Abstract
This presentation will assess the impact of travel time to the nearest breast cancer mammographic facility on receipt of surveillance mammography following completion of breast cancer treatment. The study population includes women (n=1,312) diagnosed with stage I or stage II breast cancer (TNM classification) from 1990 to 1997 at Group Health Cooperative enrolled in either the Breast Cancer Treatment Effectiveness in Older Women (BOW) or Optimizing Breast Cancer Outcomes: BMI, tumor marker, and quality of care (ACS) retrospective cohort studies. We will obtain information on receipt of screening mammograms up to 5 years after enrollment, women’s demographics at cancer diagnosis, and link them to a geospatial database created to assess distance to nearest mammography facility and area-level socioeconomic characteristics.

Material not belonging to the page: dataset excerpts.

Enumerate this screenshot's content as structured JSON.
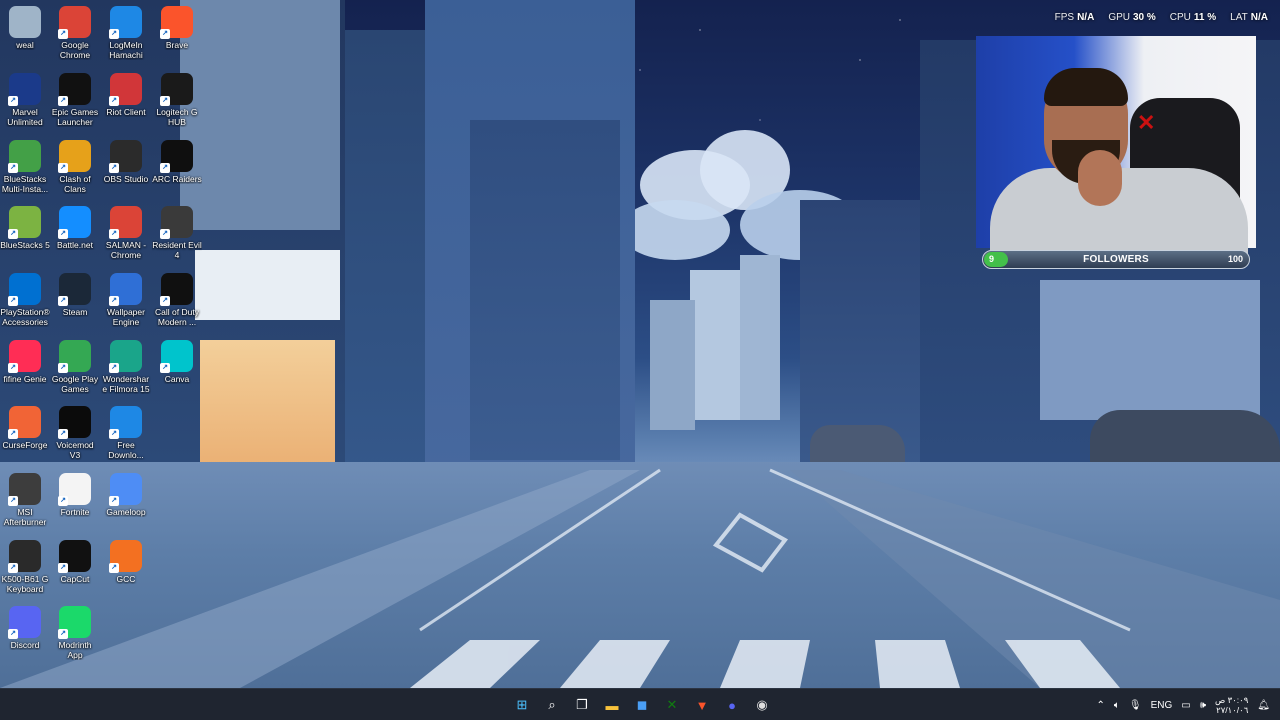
{
  "perf": {
    "fps_label": "FPS",
    "fps_value": "N/A",
    "gpu_label": "GPU",
    "gpu_value": "30 %",
    "cpu_label": "CPU",
    "cpu_value": "11 %",
    "lat_label": "LAT",
    "lat_value": "N/A"
  },
  "followers": {
    "current": "9",
    "title": "FOLLOWERS",
    "goal": "100",
    "progress_fraction": 0.09
  },
  "desktop_icons": [
    {
      "label": "weal",
      "icon": "recycle-bin-icon",
      "color": "#9fb4c8"
    },
    {
      "label": "Google Chrome",
      "icon": "chrome-icon",
      "color": "#db4437"
    },
    {
      "label": "LogMeIn Hamachi",
      "icon": "hamachi-icon",
      "color": "#1e88e5"
    },
    {
      "label": "Brave",
      "icon": "brave-icon",
      "color": "#fb542b"
    },
    {
      "label": "Marvel Unlimited",
      "icon": "marvel-icon",
      "color": "#1b3a8a"
    },
    {
      "label": "Epic Games Launcher",
      "icon": "epic-games-icon",
      "color": "#111111"
    },
    {
      "label": "Riot Client",
      "icon": "riot-icon",
      "color": "#d13639"
    },
    {
      "label": "Logitech G HUB",
      "icon": "logitech-icon",
      "color": "#1a1a1a"
    },
    {
      "label": "BlueStacks Multi-Insta...",
      "icon": "bluestacks-multi-icon",
      "color": "#43a047"
    },
    {
      "label": "Clash of Clans",
      "icon": "clash-of-clans-icon",
      "color": "#e6a11a"
    },
    {
      "label": "OBS Studio",
      "icon": "obs-icon",
      "color": "#2b2b2b"
    },
    {
      "label": "ARC Raiders",
      "icon": "arc-raiders-icon",
      "color": "#0f0f0f"
    },
    {
      "label": "BlueStacks 5",
      "icon": "bluestacks-icon",
      "color": "#7cb342"
    },
    {
      "label": "Battle.net",
      "icon": "battlenet-icon",
      "color": "#148eff"
    },
    {
      "label": "SALMAN - Chrome",
      "icon": "chrome-profile-icon",
      "color": "#db4437"
    },
    {
      "label": "Resident Evil 4",
      "icon": "resident-evil-icon",
      "color": "#3a3a3a"
    },
    {
      "label": "PlayStation® Accessories",
      "icon": "playstation-icon",
      "color": "#0070d1"
    },
    {
      "label": "Steam",
      "icon": "steam-icon",
      "color": "#1b2838"
    },
    {
      "label": "Wallpaper Engine",
      "icon": "wallpaper-engine-icon",
      "color": "#2f6fd6"
    },
    {
      "label": "Call of Duty Modern ...",
      "icon": "cod-icon",
      "color": "#101010"
    },
    {
      "label": "fifine Genie",
      "icon": "fifine-icon",
      "color": "#ff2d55"
    },
    {
      "label": "Google Play Games",
      "icon": "play-games-icon",
      "color": "#34a853"
    },
    {
      "label": "Wondershare Filmora 15",
      "icon": "filmora-icon",
      "color": "#1aa58a"
    },
    {
      "label": "Canva",
      "icon": "canva-icon",
      "color": "#00c4cc"
    },
    {
      "label": "CurseForge",
      "icon": "curseforge-icon",
      "color": "#f16436"
    },
    {
      "label": "Voicemod V3",
      "icon": "voicemod-icon",
      "color": "#0b0b0b"
    },
    {
      "label": "Free Downlo...",
      "icon": "free-download-icon",
      "color": "#1e88e5"
    },
    {
      "label": "MSI Afterburner",
      "icon": "afterburner-icon",
      "color": "#3d3d3d"
    },
    {
      "label": "Fortnite",
      "icon": "file-icon",
      "color": "#f4f4f4"
    },
    {
      "label": "Gameloop",
      "icon": "gameloop-icon",
      "color": "#4e8df5"
    },
    {
      "label": "K500-B61 G Keyboard",
      "icon": "keyboard-icon",
      "color": "#2a2a2a"
    },
    {
      "label": "CapCut",
      "icon": "capcut-icon",
      "color": "#111111"
    },
    {
      "label": "GCC",
      "icon": "gcc-icon",
      "color": "#f37021"
    },
    {
      "label": "Discord",
      "icon": "discord-icon",
      "color": "#5865f2"
    },
    {
      "label": "Modrinth App",
      "icon": "modrinth-icon",
      "color": "#1bd96a"
    }
  ],
  "taskbar": {
    "apps": [
      {
        "name": "start",
        "icon": "windows-icon",
        "glyph": "⊞",
        "color": "#4cc2ff"
      },
      {
        "name": "search",
        "icon": "search-icon",
        "glyph": "⌕",
        "color": "#ffffff"
      },
      {
        "name": "task-view",
        "icon": "task-view-icon",
        "glyph": "❐",
        "color": "#ffffff"
      },
      {
        "name": "file-explorer",
        "icon": "folder-icon",
        "glyph": "▬",
        "color": "#f8c33c"
      },
      {
        "name": "store",
        "icon": "store-icon",
        "glyph": "◼",
        "color": "#4a9ff5"
      },
      {
        "name": "xbox",
        "icon": "xbox-icon",
        "glyph": "✕",
        "color": "#107c10"
      },
      {
        "name": "brave",
        "icon": "brave-icon",
        "glyph": "▼",
        "color": "#fb542b"
      },
      {
        "name": "discord",
        "icon": "discord-icon",
        "glyph": "●",
        "color": "#5865f2"
      },
      {
        "name": "obs",
        "icon": "obs-icon",
        "glyph": "◉",
        "color": "#dddddd"
      }
    ],
    "tray": {
      "language": "ENG",
      "time": "٣٠:٠٩ ص",
      "date": "٢٧/١٠/٠٦"
    }
  }
}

We will employ generalized linear regression models to assess the relationship between receipt of surveillance mammography following completion of breast cancer treatment and travel time adjusting for women level socio-demographic factors, tumor stage, type of cancer treatment, and comorbidities if they are found significantly related to receipt of mammography. Receipt of surveillance mammography will be defined in two ways:
-
ever receiving a surveillance mammogram and
-
average surveillance mammogram interval over the 5 years of follow-up.
We will account for different censoring mechanisms, such as recurrence, all cause mortality, breast cancer-specific mortality, and disenrollment from Group Health, and their impact on our measure of receipt of surveillance mammography.